Through his undergraduate studies and his work, Juneja grapples with how technology and policy can work together to make government more equitable.
His undergraduate thesis statistically analyzes the Interstate Voter Registration Crosscheck Program and its impact on voter turnout rates.
Juneja worked as a legislative and innovation intern for the South Bend Mayor’s Office. He is a Truman Scholar.
At Oxford, Juneja will pursue an M.Sc. in Social Data Science, as well as a Master of Public Policy.
Singh is a senior at Northeastern University where she majors in bioengineering. She is a Truman Scholar and a Goldwater Scholar.
Singh is founder and CEO of Malaria Free World, a non-profit focused on malaria awareness and education, and she has worked in research labs at Massachusetts General Hospital in epigenetics and at the Dana Farber Cancer Institute.
She has published in her field, has a patent, and founded the Northeastern University Global Health Initiative. Singh aspires to a career as a physician- scientist-advocate focused on emerging diseases.
At Oxford, she plans to do a D.Phil. in biomedical sciences at the intersection of chemical biology and bioengineering.
For the third consecutive year, the class overall is majority-minority and approximately half are first-generation Americans.
Rhodes Scholarships provide all expenses for two or three years of study at the University of Oxford in England and may allow funding in some instances for four years.
Gerson called the Rhodes Scholarships "the oldest and best-known award for international study, and arguably the most famous academic award available to American college graduates."
They were created in 1902 by the will of Cecil Rhodes, and are provided in partnership with the Second Century Founders, John McCall MacBain O.C. and The Atlantic Philanthropies, and many other generous benefactors. The first class of American Rhodes Scholars entered Oxford in 1904.
Applicants are chosen on the basis of the criteria set down in the will of Cecil Rhodes. These criteria are first, academic excellence. A Rhodes Scholar should also have great personal energy, ambition for impact, and an ability to work with others and to achieve one’s goals. In addition, a Rhodes Scholar should be committed to make a strong difference for good in the world, be concerned for the welfare of others, and be conscious of inequities.
The 32 Rhodes Scholars chosen from the United States will join an international group of Scholars chosen from 23 other jurisdictions (of more than 60 countries) around the world, and for the second year, two Scholars from any country in the world without its own scholarship.
One hundred Rhodes Scholars will be selected worldwide this year, including several who have attended American colleges and universities but who are not U.S. citizens and who have applied through their home country.
With the elections announced Nov. 23, 3,516 Americans have won Rhodes Scholarships, representing 324 colleges and universities. Since 1976, women have been eligible to apply and 588 American women have now won the coveted scholarship. Approximately 2,000 American Rhodes Scholars are living in all parts of the U.S. and abroad.
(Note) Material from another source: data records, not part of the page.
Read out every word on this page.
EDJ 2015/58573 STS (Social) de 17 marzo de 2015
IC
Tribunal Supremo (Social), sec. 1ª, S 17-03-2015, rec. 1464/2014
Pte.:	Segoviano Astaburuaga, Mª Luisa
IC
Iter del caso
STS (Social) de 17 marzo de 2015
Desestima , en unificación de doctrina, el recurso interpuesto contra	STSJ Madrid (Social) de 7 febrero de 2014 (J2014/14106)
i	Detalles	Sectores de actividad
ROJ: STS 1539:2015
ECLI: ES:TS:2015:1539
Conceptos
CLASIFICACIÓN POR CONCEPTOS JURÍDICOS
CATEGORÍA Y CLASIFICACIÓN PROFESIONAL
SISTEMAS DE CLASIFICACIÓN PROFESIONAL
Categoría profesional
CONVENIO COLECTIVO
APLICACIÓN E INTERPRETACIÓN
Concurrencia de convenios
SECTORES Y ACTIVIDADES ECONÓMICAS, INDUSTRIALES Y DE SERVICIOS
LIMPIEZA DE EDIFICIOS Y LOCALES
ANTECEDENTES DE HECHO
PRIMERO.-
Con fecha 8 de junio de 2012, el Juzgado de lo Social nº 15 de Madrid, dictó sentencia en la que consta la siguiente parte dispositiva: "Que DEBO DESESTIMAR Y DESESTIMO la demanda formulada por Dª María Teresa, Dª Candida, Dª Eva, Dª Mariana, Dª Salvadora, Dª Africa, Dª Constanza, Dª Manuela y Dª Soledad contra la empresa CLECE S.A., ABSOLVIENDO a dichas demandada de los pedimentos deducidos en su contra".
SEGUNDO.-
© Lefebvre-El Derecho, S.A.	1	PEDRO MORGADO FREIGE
The value of the Rhodes Scholarship varies depending on the academic field and the degree (B.A., master’s, doctoral) chosen. The Rhodes Trust pays all college and university fees, provides a stipend to cover necessary expenses while in residence in Oxford as well as during vacations, and transportation to and from England.
The total value of the scholarship averages approximately $70,000 per year, and up to as much as approximately $250,000 for scholars who remain at Oxford for four years in certain departments.